I began to probe the very essence of modern society, the nature of social relations, the derivation of public powers, the operation of political and economic factors and everything prompted me to conclude that there is essentially no difference between monarchy and republic. So I was no longer surprised that republics bear such a strong resemblance to monarchies. As man’s primary need and the essential prerequisite of existence is that he is able to eat, it is only natural that the character of a society is determined primarily by the manner in which man secures the means of survival, how wealth is produced and distributed... Economic factors dominate every aspect of the life of society.

Under a monarchy, all means of production are in the hands of a few individuals, and the masses, who have nothing but their labor force, have to seek work from those who own those means, and must abide by their conditions. The distribution of goods is based on the reciprocal but unequal need that bosses and workers have of each other and on the competition between the famished. And since the bosses enjoy the benefit of an established position and can fall back upon their savings, whereas the worker needs to work on a daily basis in order to eat, and since, also, there are generally more workers than the bosses need, the working man’s wages do not normally exceed what is strictly necessary for the most primitive and vegetative survival. And so, at the end of the day, under a monarchy we find a tiny ruling class that is corrupt and corrupting, and on the other side, the impoverished and brutalized masses.

Would a republic be any different? Certainly not, since the republic preserves the foundation of the present organization—private property—and cannot escape the consequences of that ownership model.

But, as the more advanced republicans object, under the republic it is the people that command by means of universal suffrage: let us make our republic and the people, should they see fit, will amend the ownership arrangements. But universal suffrage can be found under the monarchy, too, and the people use it to endorse their subject status; how on earth could the people acquire the consciousness and capability they lack today just by sending the king packing and swapping one status for another? But the republic has been made time and time again in many countries, and universal suffrage has not been any more productive than it is under the monarchy. Why would it be any different this time?

What does it matter if some right is granted to the people, when the people are not equipped with the means to exercise it? As I have already stated, economic factors dominate everything: a people dying of hunger will always be stupid and slavish, and, if they vote, will vote for their masters.

We need to move beyond republican thinking and instead of accepting the present economic position as our starting point, we need to make a fresh start by radically altering it, and effectively doing away with private ownership. Then we will assure our survival, will all be equal in terms of wealth, and may well be able to begin to understand one another.
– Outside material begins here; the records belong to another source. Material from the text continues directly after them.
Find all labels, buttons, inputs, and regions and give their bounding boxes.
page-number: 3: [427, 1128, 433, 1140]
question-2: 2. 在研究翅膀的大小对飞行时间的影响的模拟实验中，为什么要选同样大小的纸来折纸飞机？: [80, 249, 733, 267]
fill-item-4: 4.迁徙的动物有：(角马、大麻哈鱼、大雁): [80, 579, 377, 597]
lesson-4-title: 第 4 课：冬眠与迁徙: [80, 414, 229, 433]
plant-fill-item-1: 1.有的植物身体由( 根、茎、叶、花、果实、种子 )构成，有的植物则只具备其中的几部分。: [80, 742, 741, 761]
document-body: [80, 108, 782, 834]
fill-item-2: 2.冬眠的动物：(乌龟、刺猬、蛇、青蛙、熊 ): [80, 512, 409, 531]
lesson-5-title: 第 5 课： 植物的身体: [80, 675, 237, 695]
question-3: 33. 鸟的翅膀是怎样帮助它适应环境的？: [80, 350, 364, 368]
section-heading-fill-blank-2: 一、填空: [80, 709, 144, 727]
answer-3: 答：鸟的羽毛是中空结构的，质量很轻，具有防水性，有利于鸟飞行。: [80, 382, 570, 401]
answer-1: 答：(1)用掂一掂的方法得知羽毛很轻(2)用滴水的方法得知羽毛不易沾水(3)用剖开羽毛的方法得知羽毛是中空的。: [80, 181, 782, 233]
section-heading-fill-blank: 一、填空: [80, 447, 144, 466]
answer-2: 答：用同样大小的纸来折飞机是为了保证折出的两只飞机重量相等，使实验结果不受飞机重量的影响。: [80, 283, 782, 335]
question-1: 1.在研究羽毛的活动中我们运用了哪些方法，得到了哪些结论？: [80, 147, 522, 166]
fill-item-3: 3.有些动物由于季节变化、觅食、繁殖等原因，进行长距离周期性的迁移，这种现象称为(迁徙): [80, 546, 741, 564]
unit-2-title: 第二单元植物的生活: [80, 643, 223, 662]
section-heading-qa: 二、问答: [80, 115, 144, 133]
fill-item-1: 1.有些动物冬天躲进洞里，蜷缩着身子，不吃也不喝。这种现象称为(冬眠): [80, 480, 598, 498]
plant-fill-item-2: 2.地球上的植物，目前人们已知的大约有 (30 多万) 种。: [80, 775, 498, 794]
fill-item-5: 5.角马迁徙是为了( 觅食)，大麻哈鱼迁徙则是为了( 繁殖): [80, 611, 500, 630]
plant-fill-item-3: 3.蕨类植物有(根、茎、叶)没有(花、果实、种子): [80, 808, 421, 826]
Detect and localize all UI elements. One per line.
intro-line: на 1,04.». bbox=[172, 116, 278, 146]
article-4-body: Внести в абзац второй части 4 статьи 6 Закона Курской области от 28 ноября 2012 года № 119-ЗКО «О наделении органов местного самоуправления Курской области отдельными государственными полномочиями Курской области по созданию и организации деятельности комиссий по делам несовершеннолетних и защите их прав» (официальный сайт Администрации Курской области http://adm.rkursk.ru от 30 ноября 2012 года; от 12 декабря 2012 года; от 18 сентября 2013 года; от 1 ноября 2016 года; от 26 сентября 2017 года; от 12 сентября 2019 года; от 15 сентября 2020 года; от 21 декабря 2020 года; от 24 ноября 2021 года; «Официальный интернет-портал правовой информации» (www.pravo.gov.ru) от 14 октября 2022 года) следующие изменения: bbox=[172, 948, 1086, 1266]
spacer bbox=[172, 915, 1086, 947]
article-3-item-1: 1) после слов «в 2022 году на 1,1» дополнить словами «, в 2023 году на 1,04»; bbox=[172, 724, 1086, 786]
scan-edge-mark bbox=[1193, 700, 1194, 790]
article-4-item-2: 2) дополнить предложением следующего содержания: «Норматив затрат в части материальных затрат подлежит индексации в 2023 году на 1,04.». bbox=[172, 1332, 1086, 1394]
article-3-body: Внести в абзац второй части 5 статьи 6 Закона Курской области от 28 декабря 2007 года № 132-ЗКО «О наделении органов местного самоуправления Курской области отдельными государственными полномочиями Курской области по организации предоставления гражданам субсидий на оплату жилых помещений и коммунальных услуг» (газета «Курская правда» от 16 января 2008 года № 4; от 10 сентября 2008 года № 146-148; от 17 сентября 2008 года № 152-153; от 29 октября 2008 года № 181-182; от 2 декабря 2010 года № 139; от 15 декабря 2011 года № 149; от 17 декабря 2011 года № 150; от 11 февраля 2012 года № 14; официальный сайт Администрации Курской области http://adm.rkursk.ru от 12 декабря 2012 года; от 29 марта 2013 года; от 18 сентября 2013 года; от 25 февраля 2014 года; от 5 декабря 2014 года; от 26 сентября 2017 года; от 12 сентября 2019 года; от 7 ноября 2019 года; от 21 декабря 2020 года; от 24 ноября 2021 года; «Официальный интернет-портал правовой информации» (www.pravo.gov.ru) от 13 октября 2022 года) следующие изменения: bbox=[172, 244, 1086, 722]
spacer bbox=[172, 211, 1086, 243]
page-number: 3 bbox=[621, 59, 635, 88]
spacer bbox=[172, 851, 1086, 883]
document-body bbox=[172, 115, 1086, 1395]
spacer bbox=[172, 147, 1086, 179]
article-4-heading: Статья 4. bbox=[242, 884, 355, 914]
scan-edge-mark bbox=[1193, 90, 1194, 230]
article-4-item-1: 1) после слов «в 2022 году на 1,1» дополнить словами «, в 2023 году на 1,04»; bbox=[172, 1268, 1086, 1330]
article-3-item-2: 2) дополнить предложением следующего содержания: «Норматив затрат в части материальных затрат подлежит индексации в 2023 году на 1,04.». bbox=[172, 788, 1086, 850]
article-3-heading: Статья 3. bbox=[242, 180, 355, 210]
All of these things passed through my mind and before my eyes, and what happens to all men of feeling who investigate the laws of human coexistence without preconceptions happened to me: I was horrified by the republic, which is a form of government whose sole use is that—like every other government—it sanctions and champions established privileges... And I turned into a socialist.

Selfless youngsters, who share this dream of a republic that will deliver peace and well being: Think again! The real republic, the republic of the rulers, is not the one I dreamed of at school. Once the republic has been made, if you remain pure and honest like you are today, you will be going to jail or will be mown down just the same as you would be today. At that point you will feel betrayed, but that will not be true: you will have reaped just what you sowed.

[1] The philosopher and politician Vincenzo Gioberti was the author of Primato morale e civile degli Italiani, published in 1843, where he argued for Italy’s superiority over the other European nations.